Matt – Drinks with clients on Thursday. Great talks. Favourites were: Adrian Zumbrunnen’s Smart Animations in User Interfaces, Building a Scaleable WordPress at News Corp UK, A User-First Approach to Metadata by Helen Hou-Sandi and Cache Money Business by Mark Jaquith. Hanging out with Humans. Airbnbs are so much better than hotels. Getting a takeaway and doing some late night coworking was cool.
Dasha – My highlights were 1) how WordPress helps charities and makes world a better place by providing free versatile framework 2) friendliness of attendees 3) willingness of speakers to share knowledge 4) willingness of people to help out with organisation – it’s bloody hard work!
Franz – Favourite talks were: Adrian Zumbrunnen’s Smart Animations in User Interfaces, Bowe Frankema’s talk Catching Your Great White Buffalo, and Petya’s talk The Fight for Independent Media in Bulgaria. I really enjoyed volunteering, both behind the registration desk and mic running. Mic running especially, might look like a little thing, but when you give the mic to someone that has a question to ask, you’re giving people the power to talk, be part of the conversation, even disagree if they want. The logo/graphics/branding was stellar, props to Scott. The scarf!
Petya – Awesome contributor day with loads being done for the core project. Led the Polyglots team, always amazing to meet the team in person and there were a lot of us there. The non-profit track at WordCamp London was great. It shed a light on a different aspect of how WordPress and Open Source Software help people. Lots of amazing stories shared in this track. Was a bit nervous, but loved having the chance to give my talk (The Fight for Independent Media) about the work we do at the Openmedia Foundation to fight back the tough media situation in Bulgaria. It was an important story for me to tell and a message to get out there, this has been a huge part of my life for the last several years. Adrian’s talk on Sunday was brilliant… as usual. I have to mention Scott’s amazing work on branding – I have never seen a better idea/design/execution at a WordCamp before. Kudos to the whole organising team for the games at the after party; everyone loved it My absolute highlight of WCLondon was getting to hang out with all the Humans. It was so much fun getting to know everyone. Already miss it.

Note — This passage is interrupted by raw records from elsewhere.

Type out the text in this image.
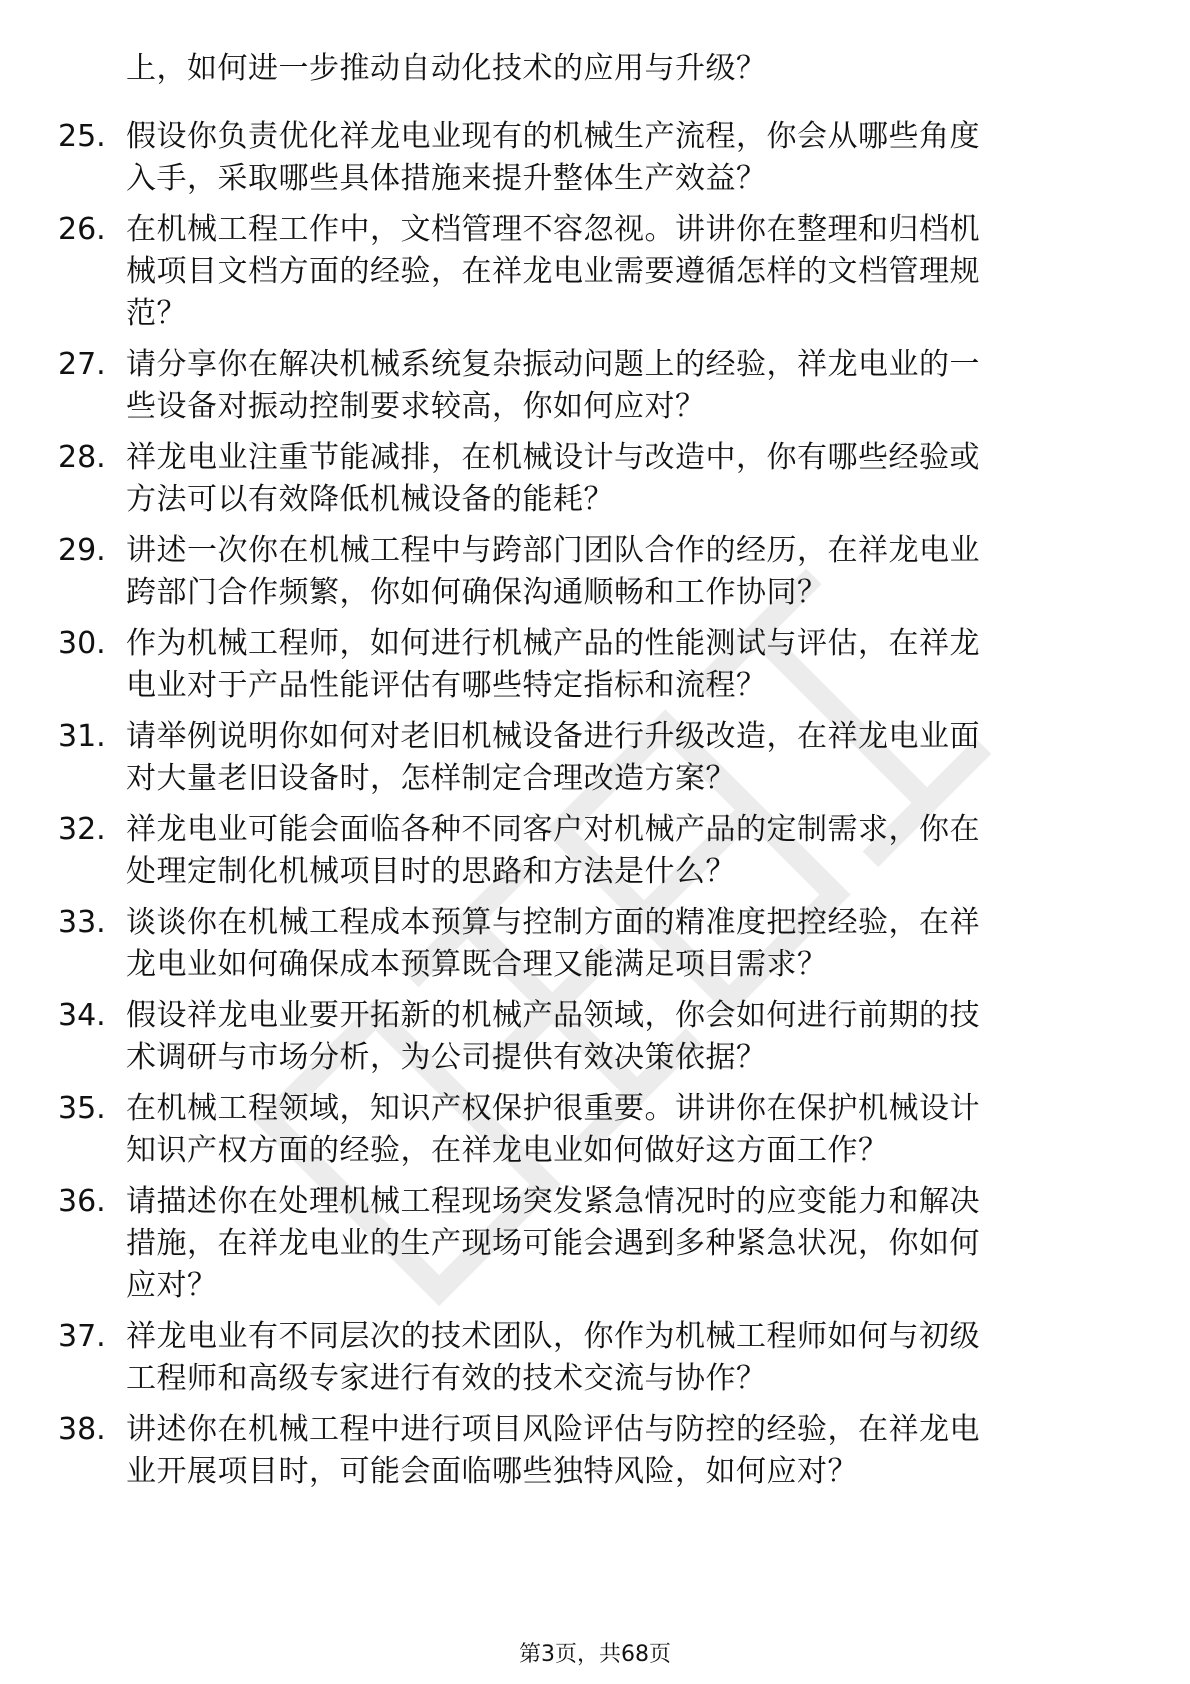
上，如何进一步推动自动化技术的应用与升级？
25. 假设你负责优化祥龙电业现有的机械生产流程，你会从哪些角度
入手，采取哪些具体措施来提升整体生产效益？
26. 在机械工程工作中，文档管理不容忽视。讲讲你在整理和归档机
械项目文档方面的经验，在祥龙电业需要遵循怎样的文档管理规
范？
27. 请分享你在解决机械系统复杂振动问题上的经验，祥龙电业的一
些设备对振动控制要求较高，你如何应对？
28. 祥龙电业注重节能减排，在机械设计与改造中，你有哪些经验或
方法可以有效降低机械设备的能耗？
29. 讲述一次你在机械工程中与跨部门团队合作的经历，在祥龙电业
跨部门合作频繁，你如何确保沟通顺畅和工作协同？
30. 作为机械工程师，如何进行机械产品的性能测试与评估，在祥龙
电业对于产品性能评估有哪些特定指标和流程？
31. 请举例说明你如何对老旧机械设备进行升级改造，在祥龙电业面
对大量老旧设备时，怎样制定合理改造方案？
32. 祥龙电业可能会面临各种不同客户对机械产品的定制需求，你在
处理定制化机械项目时的思路和方法是什么？
33. 谈谈你在机械工程成本预算与控制方面的精准度把控经验，在祥
龙电业如何确保成本预算既合理又能满足项目需求？
34. 假设祥龙电业要开拓新的机械产品领域，你会如何进行前期的技
术调研与市场分析，为公司提供有效决策依据？
35. 在机械工程领域，知识产权保护很重要。讲讲你在保护机械设计
知识产权方面的经验，在祥龙电业如何做好这方面工作？
36. 请描述你在处理机械工程现场突发紧急情况时的应变能力和解决
措施，在祥龙电业的生产现场可能会遇到多种紧急状况，你如何
应对？
37. 祥龙电业有不同层次的技术团队，你作为机械工程师如何与初级
工程师和高级专家进行有效的技术交流与协作？
38. 讲述你在机械工程中进行项目风险评估与防控的经验，在祥龙电
业开展项目时，可能会面临哪些独特风险，如何应对？
第3页，共68页
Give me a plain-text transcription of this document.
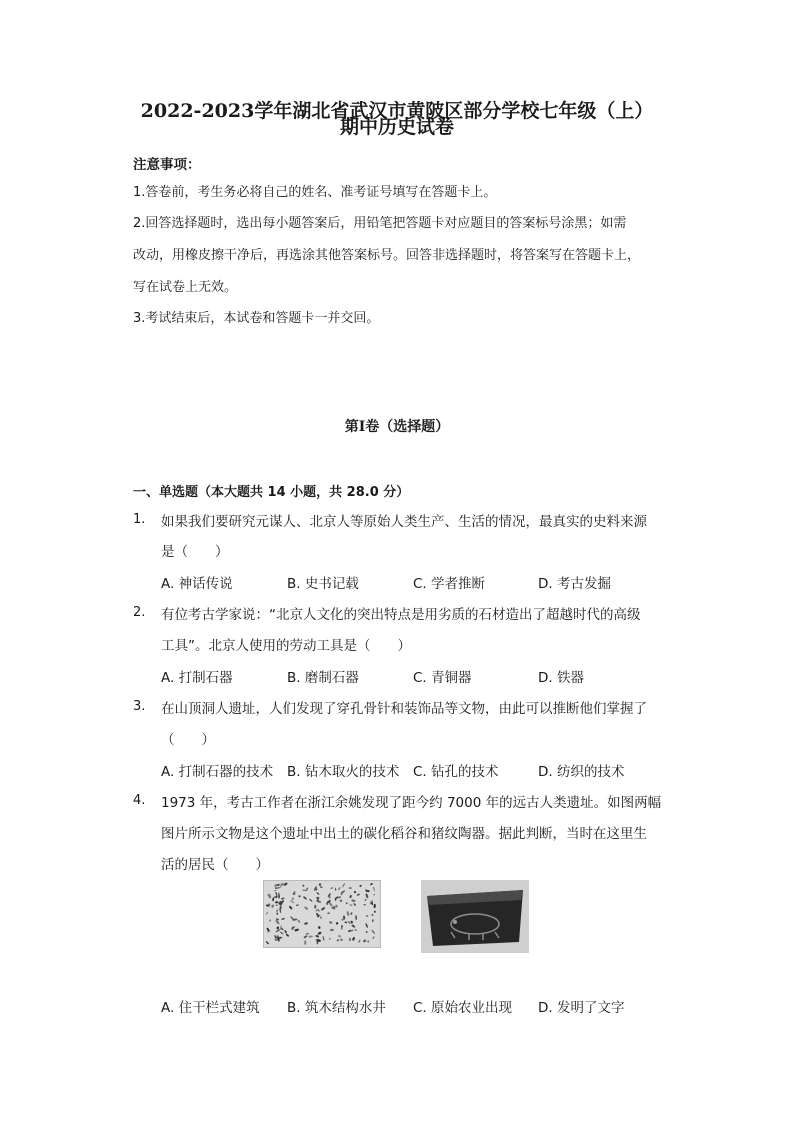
2022-2023学年湖北省武汉市黄陂区部分学校七年级（上）
期中历史试卷
注意事项：
1.答卷前，考生务必将自己的姓名、准考证号填写在答题卡上。
2.回答选择题时，选出每小题答案后，用铅笔把答题卡对应题目的答案标号涂黑；如需
改动，用橡皮擦干净后，再选涂其他答案标号。回答非选择题时，将答案写在答题卡上，
写在试卷上无效。
3.考试结束后，本试卷和答题卡一并交回。
第I卷（选择题）
一、单选题（本大题共 14 小题，共 28.0 分）
1. 如果我们要研究元谋人、北京人等原始人类生产、生活的情况，最真实的史料来源
是（　　）
A. 神话传说	B. 史书记载	C. 学者推断	D. 考古发掘
2. 有位考古学家说：“北京人文化的突出特点是用劣质的石材造出了超越时代的高级
工具”。北京人使用的劳动工具是（　　）
A. 打制石器	B. 磨制石器	C. 青铜器	D. 铁器
3. 在山顶洞人遗址，人们发现了穿孔骨针和装饰品等文物，由此可以推断他们掌握了
（　　）
A. 打制石器的技术 B. 钻木取火的技术 C. 钻孔的技术	D. 纺织的技术
4. 1973 年，考古工作者在浙江余姚发现了距今约 7000 年的远古人类遗址。如图两幅
图片所示文物是这个遗址中出土的碳化稻谷和猪纹陶器。据此判断，当时在这里生
活的居民（　　）
A. 住干栏式建筑 B. 筑木结构水井 C. 原始农业出现 D. 发明了文字
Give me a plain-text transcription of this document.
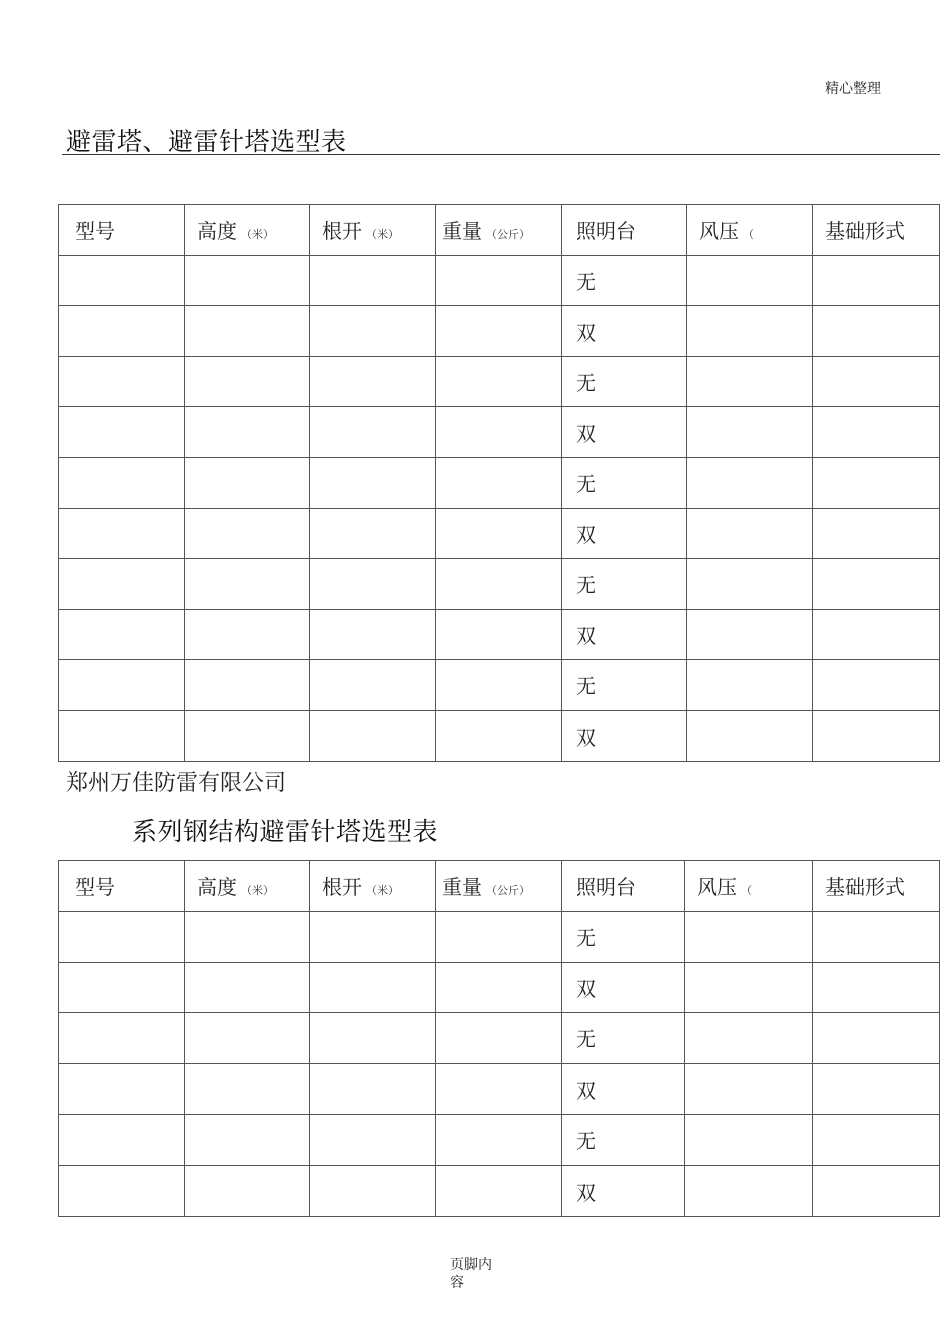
精心整理
避雷塔、避雷针塔选型表
型号	高度 （米）	根开 （米）	重量 （公斤）	照明台	风压 （	基础形式
				无		
				双		
				无		
				双		
				无		
				双		
				无		
				双		
				无		
				双		
郑州万佳防雷有限公司
系列钢结构避雷针塔选型表
型号	高度 （米）	根开 （米）	重量 （公斤）	照明台	风压 （	基础形式
				无		
				双		
				无		
				双		
				无		
				双		
页脚内容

Rob – I helped out getting people set up on contributor and saw some genuine delight on people’s faces when VVV actually finished installing! Adrian Zumbrunnen’s talk on useful animations was really well put together and thoughtful – he is also far too good at Street Fighter! I still remembered how to kick some ass on Mario Kart after not playing for 9 years. Jack Lenox’s talk (Building Themes with the REST API) was completely packed so I couldn’t actually get in! Watching Joe’s magical self writing code was amusing (Inside the WP API – Internals and Customisation). The talk from the folks at News Corp (Building a Scaleable WordPress at News Corp UK) was interesting – it’s impressive what they’ve done with such a small team. All in all a great weekend, mostly because I got to actually to see everyone for a while.
Jane – Just being able to get out to a WordCamp and see everyone is a real highlight for me as I’m not able to make many. My favourite talks were more on the business side including How to Value Price Websites by Ben Furfie, Going Freelance by Jo Waltham and it seems like everyone else I was a big fan of Adrian Zumbrunnen’s talk on animations. I also have to mention speaking at a WordCamp for the first time. I wasn’t sure how my talk What Story is your Portfolio Telling would go down, but people were really positive and it was a great experience. Maybe I’ll have another go! Also the punk Wapuu (or the Wapuunk) – so cute.
So in summary – we loved getting together, video games and Adrian Zumbrunnen! Roll on WordCamp Europe.